Institutional investors in the UK social impact bond market have included UK local authority pension funds and international institutions who have invested in the UK to learn about the model. Such organisations can only viably invest through dedicated specialists such as Bridges Fund Management or Big Issue Invest, who pool impact bonds and give institutional investors access to the scale they need in order to invest.

In the early days of impact bonds, there was talk of double digit returns, but one investor, who asked to be anonymous, says: “There has been a lot of misinformation out in the public domain around the level of return that investors have been making.. And I can say as one of the investors, it’s not huge.”

With career impact bonds, Palandjian also says returns will be modest. “No one’s getting rich,” she says.

Palladium Impact Capital, a capital advisory services company focused on impact investing, says the impact bond market at the moment is only viable for “pretty committed investors”.

Steven Van Weede, Managing Director at Palladium says: “These investors have to feel pretty strongly about the intervention. If you think about what investing is, it’s the ability to assess risk and ensure that it is priced properly. That is difficult for many of these interventions, where there is so little track record still. It’s not always easy for an investor coming in from the outside. That’s quite a big step but as cases grow it will be easier for people to make that leap.”

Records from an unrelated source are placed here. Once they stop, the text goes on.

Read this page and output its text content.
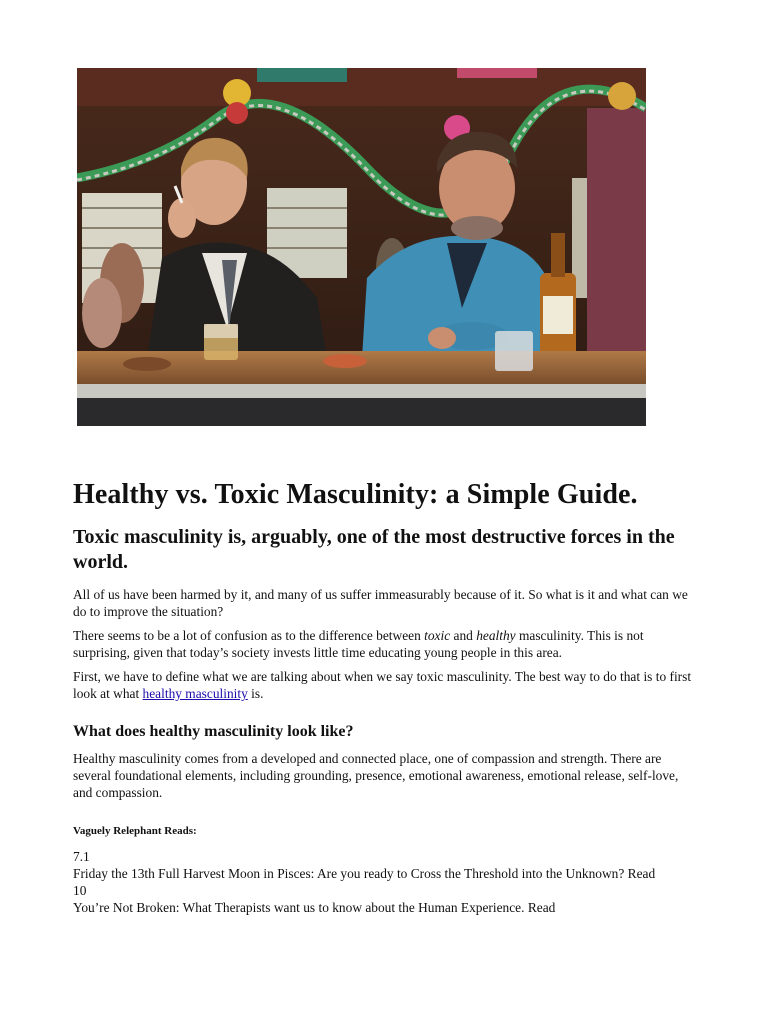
Healthy vs. Toxic Masculinity: a Simple Guide.
Toxic masculinity is, arguably, one of the most destructive forces in the world.

All of us have been harmed by it, and many of us suffer immeasurably because of it. So what is it and what can we do to improve the situation?

There seems to be a lot of confusion as to the difference between toxic and healthy masculinity. This is not surprising, given that today’s society invests little time educating young people in this area.

First, we have to define what we are talking about when we say toxic masculinity. The best way to do that is to first look at what healthy masculinity is.

What does healthy masculinity look like?

Healthy masculinity comes from a developed and connected place, one of compassion and strength. There are several foundational elements, including grounding, presence, emotional awareness, emotional release, self-love, and compassion.

Vaguely Relephant Reads:

7.1

Friday the 13th Full Harvest Moon in Pisces: Are you ready to Cross the Threshold into the Unknown? Read

10

You’re Not Broken: What Therapists want us to know about the Human Experience. Read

Preeth Gowdar, Director at Palladium agrees, saying the model is also often bespoke, adding to cost and complexity. But he adds that investors today are helping to prime the market, such as UBS through its philanthropic foundation and corporates in countries like India, which are exploring whether funding impact bonds can count towards government mandated CSR spending.

Australia-based insurer QBE and French bank BNP Paribas are also among keen mainstream supporters of impact bonds.

Gowdar says: “There is probably an additional or more aspirational idea to create blended structures whereby a concessionary funder is able to de-risk someone else’s investment in an impact bond. There is some potential there.

“It’s a little bit of a lofty idea bringing blended finance to developing impact bonds. It may not happen tomorrow, but it’s a possibility for the future to be able to get more traditional money involved.”